We set out to develop and implement a new model to predict return-to-work risk factors and further evolve our claim assignment model. Combined, these models help us direct complex claims to specialized care teams faster. The pilot kicked off in August; we continue to assess results.


We implemented our first machine learning model in July, automating 15–18% of low-complexity tasks that would normally go to an employee for processing. Phase two of the model continues, with an aim to predict lost-time claims; this phase will allow our claims administration team to handle a higher volume of straightforward claims.

We simplify complex information

We serve more than 160,000 employers and over 1.7 million workers. Each new customer interaction is an opportunity for us to learn and improve.

We can use data visualization to convey broad information concisely, gain better insights about our clients’ experience, and design improved services to match their needs for better outcomes.

Result

New management reports help us identify workers who are fit for work so we can provide timely support to help them and their employers coordinate a safe return to work.

We’re testing an internal version of this fit-for-work dashboard with the goal to make it available to employers in the future. Once available, it would allow employers to see their claim progress in real time and help them proactively plan for their workers’ safe return to work. 

We enable our staff through mobile technology

Through portable productivity and collaboration technology, we’re working to create a mobilized workforce that has the tools and information they need on hand, anywhere and at any time. This paves the way for increased productivity and new opportunities to work together.

“In 2020, our Business Technology Services division moved mountains,” says Tarick Ahmad, WCB’s chief technology officer. “In a year like no other, we enabled smart and nimble business operations and continue to evolve our business technology service line.”

Richard Bedford and his Workplace Support team were fundamental to this success. “We began the year as a brick-and-mortar organization with limited remote-access capabilities.
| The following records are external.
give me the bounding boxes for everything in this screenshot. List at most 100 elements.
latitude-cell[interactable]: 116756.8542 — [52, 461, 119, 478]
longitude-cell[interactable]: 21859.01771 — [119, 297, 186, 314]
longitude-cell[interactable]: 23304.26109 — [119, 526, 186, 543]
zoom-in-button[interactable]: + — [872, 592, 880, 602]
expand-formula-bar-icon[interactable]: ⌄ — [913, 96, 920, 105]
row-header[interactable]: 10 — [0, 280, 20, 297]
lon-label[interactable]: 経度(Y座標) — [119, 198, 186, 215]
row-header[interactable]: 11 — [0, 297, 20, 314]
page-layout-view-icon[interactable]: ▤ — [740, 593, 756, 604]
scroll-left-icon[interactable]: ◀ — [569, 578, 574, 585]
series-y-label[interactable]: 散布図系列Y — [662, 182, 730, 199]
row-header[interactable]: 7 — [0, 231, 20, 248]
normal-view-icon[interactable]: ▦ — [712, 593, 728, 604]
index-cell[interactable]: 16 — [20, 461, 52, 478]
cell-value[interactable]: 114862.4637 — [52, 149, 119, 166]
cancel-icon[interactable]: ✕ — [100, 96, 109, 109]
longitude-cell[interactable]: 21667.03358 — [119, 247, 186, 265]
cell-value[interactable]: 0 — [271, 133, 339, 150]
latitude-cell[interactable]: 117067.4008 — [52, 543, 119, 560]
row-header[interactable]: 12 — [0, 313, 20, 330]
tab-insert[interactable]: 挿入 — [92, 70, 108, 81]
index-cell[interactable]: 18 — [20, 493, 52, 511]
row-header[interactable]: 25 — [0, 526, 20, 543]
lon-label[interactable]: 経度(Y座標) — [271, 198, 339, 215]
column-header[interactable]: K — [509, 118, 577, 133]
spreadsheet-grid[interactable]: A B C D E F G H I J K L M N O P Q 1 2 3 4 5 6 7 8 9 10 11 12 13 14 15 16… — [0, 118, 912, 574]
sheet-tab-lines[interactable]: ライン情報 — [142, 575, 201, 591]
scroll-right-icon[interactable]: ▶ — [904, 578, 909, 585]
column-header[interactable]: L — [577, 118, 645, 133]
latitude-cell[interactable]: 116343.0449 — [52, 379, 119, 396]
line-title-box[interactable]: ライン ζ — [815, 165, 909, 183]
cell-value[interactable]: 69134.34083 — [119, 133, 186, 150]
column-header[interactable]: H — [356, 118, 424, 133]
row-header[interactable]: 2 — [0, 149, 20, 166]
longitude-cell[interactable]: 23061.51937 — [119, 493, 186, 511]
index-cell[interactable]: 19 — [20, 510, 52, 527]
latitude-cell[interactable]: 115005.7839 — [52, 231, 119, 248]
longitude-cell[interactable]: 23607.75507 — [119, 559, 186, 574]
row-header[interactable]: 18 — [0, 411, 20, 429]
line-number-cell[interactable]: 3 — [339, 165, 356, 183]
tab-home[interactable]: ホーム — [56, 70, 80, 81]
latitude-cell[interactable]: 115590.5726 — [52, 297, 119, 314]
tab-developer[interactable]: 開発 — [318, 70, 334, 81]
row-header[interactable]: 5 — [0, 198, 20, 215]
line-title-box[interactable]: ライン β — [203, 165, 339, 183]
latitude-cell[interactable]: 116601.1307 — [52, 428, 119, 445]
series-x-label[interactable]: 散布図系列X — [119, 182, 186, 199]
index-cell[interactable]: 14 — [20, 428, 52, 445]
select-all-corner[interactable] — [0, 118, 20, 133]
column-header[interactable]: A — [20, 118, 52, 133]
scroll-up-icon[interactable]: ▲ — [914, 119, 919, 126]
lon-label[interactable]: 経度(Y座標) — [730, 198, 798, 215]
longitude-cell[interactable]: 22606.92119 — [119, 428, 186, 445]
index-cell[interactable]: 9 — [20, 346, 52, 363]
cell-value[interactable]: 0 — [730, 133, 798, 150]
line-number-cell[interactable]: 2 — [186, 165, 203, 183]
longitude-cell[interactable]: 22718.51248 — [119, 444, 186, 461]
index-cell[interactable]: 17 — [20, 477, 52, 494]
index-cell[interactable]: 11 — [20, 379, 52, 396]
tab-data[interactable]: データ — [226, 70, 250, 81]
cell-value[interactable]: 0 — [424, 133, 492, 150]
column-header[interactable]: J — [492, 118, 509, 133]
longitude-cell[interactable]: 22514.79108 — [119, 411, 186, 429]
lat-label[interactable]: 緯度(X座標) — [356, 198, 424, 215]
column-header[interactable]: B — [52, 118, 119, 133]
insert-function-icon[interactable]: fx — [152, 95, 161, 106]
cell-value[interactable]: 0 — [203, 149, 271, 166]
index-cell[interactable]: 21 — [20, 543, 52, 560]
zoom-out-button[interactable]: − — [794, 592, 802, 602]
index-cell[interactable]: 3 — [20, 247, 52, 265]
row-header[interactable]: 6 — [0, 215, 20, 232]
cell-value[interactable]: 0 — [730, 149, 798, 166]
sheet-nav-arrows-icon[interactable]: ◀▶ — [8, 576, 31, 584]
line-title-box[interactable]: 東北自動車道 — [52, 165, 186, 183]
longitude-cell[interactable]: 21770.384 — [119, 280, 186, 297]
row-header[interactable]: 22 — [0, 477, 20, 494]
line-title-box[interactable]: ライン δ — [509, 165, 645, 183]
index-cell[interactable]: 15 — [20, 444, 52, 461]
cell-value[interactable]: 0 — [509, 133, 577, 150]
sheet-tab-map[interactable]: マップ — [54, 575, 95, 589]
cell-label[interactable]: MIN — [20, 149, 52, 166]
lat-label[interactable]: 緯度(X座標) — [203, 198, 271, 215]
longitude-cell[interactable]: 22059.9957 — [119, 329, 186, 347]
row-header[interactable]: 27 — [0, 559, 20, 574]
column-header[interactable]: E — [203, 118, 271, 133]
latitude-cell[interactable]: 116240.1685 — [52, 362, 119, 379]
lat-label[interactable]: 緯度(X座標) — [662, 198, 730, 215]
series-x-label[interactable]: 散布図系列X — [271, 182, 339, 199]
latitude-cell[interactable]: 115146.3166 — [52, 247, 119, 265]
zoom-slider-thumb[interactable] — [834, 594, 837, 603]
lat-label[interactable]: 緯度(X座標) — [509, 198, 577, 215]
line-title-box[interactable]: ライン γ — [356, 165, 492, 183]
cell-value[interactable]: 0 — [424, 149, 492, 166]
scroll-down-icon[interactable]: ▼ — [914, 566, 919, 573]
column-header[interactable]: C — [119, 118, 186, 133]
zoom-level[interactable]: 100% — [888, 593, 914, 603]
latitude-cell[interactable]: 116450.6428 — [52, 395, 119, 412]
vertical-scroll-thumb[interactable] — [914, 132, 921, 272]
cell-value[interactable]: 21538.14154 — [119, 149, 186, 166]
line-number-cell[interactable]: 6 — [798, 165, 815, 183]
Within a few short weeks, our team developed solutions that allowed most staff to work from the safety of home.”

“This is just the start,” says Richard. “We’re continually working to improve the way our staff connect—ensuring they have reliable access to the tools they need to support workers and employers.”

Result

We worked hard to deploy innovative technology solutions across WCB. New productivity tools and mobile technology enable our staff to securely connect, collaborate and better assist our customers and stakeholders wherever that support is needed.